Gladys Whincup has worked in the program for nearly four decades. She was brought to tears when asked Monday whether she was worried.
“We’ll have no jobs,” she said.
Tim Doerty is worried too. The program “gives us opportunity,” he said.
The workers had been paid an honourarium of $1.15 per hour until a year ago when provincial legislation forced them to be paid Ontario’s $14 hourly minimum wage.
The cost of the 34 employees to federal coffers is estimated at between $400,000 and $500,000 annually.
David Ferguson of the Ottawa Carleton Association of Persons With Disabilities said the decision to cut the program flies in the face of government efforts to encourage hiring more people with disabilities.

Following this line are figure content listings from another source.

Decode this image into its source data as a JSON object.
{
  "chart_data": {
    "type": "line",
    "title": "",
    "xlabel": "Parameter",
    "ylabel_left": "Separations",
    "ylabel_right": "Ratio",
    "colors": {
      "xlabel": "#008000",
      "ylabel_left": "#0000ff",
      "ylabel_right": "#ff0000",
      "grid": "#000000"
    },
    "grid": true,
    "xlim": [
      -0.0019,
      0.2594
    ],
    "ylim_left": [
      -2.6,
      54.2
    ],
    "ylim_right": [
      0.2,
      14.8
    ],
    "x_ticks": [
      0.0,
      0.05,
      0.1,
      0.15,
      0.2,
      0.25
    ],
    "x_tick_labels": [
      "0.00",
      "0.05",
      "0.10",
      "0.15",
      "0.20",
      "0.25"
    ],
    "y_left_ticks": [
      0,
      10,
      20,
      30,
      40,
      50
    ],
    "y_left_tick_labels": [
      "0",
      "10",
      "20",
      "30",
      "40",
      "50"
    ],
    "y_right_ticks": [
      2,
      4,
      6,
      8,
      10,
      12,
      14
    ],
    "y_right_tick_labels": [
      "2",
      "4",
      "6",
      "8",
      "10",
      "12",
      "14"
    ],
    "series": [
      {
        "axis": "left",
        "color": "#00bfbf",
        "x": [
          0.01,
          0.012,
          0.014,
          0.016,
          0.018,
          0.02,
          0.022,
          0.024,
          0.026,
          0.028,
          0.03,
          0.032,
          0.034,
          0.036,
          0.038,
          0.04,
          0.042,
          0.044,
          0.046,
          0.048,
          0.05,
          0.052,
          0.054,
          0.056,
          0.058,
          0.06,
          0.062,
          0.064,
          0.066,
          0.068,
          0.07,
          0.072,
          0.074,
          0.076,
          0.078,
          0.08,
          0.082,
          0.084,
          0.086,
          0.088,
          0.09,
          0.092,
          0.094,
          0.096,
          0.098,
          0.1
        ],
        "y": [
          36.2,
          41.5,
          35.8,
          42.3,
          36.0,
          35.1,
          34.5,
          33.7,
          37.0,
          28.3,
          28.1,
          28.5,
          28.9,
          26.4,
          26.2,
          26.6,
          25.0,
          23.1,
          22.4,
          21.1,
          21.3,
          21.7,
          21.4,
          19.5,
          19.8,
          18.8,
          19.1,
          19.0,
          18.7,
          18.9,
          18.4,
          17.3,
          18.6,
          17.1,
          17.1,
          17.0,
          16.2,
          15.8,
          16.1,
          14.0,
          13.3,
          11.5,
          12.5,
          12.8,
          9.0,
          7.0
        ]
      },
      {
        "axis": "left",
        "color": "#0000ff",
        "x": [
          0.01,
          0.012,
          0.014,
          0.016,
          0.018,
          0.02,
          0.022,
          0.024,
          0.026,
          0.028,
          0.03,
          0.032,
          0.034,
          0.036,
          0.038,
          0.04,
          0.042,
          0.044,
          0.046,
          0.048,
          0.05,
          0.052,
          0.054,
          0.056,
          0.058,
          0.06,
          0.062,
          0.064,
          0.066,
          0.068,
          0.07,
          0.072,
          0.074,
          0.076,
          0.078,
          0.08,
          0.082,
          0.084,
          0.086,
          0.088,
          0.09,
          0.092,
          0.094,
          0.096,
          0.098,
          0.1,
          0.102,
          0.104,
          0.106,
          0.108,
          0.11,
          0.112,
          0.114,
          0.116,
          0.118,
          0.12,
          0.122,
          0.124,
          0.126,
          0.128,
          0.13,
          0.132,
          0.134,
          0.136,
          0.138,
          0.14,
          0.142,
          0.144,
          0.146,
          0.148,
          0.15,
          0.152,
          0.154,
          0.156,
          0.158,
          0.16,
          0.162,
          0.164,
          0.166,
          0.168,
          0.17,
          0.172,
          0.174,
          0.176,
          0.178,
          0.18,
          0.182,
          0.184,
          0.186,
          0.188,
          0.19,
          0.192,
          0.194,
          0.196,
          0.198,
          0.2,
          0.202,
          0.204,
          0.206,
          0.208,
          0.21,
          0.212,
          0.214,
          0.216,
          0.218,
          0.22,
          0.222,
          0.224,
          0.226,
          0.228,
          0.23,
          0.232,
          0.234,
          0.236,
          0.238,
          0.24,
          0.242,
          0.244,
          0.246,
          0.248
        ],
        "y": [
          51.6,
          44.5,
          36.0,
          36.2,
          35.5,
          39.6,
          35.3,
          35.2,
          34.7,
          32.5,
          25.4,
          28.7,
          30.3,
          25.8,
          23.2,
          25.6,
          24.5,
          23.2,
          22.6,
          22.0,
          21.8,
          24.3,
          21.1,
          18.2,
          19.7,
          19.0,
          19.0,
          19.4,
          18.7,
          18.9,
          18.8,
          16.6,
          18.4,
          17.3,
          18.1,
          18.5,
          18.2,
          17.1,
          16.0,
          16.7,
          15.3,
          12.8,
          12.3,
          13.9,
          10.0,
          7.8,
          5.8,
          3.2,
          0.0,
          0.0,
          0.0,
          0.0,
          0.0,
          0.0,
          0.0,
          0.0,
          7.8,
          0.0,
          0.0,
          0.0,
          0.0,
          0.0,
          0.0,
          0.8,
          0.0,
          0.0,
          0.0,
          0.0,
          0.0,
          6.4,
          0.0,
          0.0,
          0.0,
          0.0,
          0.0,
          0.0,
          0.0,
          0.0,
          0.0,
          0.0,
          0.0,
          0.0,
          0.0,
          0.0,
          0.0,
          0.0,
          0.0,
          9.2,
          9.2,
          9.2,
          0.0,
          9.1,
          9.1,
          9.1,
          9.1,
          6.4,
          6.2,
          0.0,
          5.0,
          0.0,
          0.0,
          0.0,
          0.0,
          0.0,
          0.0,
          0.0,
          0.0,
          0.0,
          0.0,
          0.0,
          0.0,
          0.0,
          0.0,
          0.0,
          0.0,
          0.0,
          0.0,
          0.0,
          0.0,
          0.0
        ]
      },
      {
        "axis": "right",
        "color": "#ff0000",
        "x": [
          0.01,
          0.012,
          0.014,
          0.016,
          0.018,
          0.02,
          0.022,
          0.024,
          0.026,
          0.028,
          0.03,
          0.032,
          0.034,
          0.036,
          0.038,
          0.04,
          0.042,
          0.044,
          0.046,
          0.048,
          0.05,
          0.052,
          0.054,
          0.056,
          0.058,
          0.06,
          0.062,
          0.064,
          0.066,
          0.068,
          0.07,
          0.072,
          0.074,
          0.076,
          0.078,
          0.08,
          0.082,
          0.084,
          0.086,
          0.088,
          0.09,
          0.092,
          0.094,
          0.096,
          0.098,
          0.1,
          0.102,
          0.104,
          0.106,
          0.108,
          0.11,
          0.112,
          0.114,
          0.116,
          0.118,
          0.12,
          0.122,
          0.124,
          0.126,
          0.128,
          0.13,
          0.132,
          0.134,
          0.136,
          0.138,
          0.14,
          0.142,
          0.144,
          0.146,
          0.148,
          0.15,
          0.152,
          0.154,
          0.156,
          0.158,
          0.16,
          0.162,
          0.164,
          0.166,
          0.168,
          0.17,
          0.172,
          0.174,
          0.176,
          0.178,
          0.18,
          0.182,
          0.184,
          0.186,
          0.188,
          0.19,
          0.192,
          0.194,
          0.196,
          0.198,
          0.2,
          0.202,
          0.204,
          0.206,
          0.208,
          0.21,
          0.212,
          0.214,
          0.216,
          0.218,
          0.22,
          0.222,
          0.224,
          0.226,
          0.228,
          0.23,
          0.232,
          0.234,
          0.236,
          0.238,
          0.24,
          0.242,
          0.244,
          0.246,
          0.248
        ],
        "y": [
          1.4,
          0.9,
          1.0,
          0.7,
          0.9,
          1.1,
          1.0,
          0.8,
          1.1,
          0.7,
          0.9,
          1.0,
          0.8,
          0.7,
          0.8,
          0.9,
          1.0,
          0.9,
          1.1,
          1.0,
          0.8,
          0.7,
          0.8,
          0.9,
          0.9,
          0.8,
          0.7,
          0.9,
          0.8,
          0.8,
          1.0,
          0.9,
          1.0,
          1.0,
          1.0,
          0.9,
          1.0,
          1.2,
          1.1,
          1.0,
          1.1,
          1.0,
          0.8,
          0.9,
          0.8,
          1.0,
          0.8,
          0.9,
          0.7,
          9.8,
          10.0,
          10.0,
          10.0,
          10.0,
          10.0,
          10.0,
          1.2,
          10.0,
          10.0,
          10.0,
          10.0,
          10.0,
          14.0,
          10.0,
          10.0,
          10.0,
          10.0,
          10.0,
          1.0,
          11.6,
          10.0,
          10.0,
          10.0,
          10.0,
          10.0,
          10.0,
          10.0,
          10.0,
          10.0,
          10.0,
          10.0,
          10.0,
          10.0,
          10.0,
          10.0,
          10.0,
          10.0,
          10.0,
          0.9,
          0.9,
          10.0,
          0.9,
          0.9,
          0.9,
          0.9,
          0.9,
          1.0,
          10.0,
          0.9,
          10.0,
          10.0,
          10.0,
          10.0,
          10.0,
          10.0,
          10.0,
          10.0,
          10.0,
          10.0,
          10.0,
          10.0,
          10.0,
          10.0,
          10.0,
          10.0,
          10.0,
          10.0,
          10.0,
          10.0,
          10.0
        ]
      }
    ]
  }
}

“(We) don’t understand the contradiction,” he told CTV Ottawa. “This program is being closed and it employs people with a disability, and has for 38 years.”
Minister of Public Services and Procurement and Accessibility Carla Qualtrough said that the Liberal government has done more to support people with disabilities than any other.
The previous Conservative government had planned cut the program in 2015 but reversed its decision after a public outcry. MP Pierre Poilievre, who was employment minister at the time, criticized the Liberal government’s decision on Monday.
“I don’t know what’s behind the government’s decision to shut it down this time but I think it’s a very unwise decision,” he said. “It will be costly for taxpayers and harmful for these very inspiring workers.”
One of the employees, Toula Zoulas, said she’s going to protest.
“I’m going to fight to keep this one open,” she said.